My daughter used to fake injuries quite a bit. We ended up keeping a pair of crutches and a fracture boot for each foot. She used to insist she couldn't walk when x-rays came up clear and there was no bruising. Her pain was on the inside, and it was her way of getting the care and attention she needed. I wonder if your daughter's claims of having cancer represented a similar need being filled? I'm sure it must be confusing for her as well. That'd be great if she could see her counsellor again and get some support to help her sort through what's going on for her.
I hope your talk goes well, we're here to support you either way.
07-17-2018 09:40 PM
I am sorry you are your daughter are going through this tough and confusing time. You sound like an amazing mom. I can tell you and your daughter are very close. You guys have been through so much.
Part of me is wondering if she put this stuff about cancer online about the dame time she found she had Lupis? Was she reaching out on line and saying cancer instead of Lupis?

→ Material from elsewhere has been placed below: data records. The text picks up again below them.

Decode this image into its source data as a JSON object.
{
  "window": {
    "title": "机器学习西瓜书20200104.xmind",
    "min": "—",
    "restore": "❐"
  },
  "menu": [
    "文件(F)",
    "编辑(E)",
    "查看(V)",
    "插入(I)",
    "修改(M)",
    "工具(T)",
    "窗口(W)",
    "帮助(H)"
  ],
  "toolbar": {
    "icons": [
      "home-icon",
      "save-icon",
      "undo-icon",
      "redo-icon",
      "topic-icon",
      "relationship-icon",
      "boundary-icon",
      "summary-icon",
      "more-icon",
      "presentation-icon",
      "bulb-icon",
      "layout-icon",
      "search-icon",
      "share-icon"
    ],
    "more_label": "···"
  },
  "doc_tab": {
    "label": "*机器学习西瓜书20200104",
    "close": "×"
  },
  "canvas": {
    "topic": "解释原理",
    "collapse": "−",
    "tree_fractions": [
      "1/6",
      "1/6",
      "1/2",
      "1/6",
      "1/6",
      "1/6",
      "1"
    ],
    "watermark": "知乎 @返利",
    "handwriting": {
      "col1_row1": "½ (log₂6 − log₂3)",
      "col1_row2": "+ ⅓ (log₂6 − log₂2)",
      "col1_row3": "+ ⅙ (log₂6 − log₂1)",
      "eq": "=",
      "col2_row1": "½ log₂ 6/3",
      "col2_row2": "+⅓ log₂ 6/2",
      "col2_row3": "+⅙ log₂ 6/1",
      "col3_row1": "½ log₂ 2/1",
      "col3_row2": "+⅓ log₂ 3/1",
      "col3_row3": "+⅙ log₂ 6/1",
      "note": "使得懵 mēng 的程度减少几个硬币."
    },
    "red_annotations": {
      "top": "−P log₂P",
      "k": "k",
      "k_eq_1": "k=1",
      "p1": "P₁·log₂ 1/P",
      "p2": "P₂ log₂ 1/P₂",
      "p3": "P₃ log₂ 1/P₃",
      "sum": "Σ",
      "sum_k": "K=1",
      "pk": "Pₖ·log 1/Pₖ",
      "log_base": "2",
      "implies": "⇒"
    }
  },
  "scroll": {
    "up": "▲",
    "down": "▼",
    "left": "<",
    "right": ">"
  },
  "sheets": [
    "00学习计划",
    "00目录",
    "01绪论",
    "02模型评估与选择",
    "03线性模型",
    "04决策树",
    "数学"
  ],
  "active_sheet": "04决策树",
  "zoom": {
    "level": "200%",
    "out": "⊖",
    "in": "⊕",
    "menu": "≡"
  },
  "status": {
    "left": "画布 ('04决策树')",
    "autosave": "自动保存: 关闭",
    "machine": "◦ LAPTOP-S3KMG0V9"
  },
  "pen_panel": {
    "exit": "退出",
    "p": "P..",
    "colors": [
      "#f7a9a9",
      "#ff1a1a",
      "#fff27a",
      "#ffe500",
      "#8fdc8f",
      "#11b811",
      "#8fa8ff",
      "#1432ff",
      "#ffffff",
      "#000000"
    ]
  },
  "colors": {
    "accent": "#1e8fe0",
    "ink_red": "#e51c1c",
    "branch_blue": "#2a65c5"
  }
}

Even is she may have been trying for attention she was also probably supporting others and building connections. I know sometimes our teens feel so lonely inside even when they have us that they will do anything to build their own connections.
From my own experience with my daughter sometimes our kids do impulsive things without realizing the consequences. And I never do get to the complete reason behind it. Sometimes I have to do my best to understand after I talk to my daughter- forgive her and remind her I am always here for her.
Hugs to both of you!
07-24-2018 12:37 AM
Hey @Clarabelle20, I just wanted to check in and see how things have been? Were you able to get hold of your daughter's counsellor?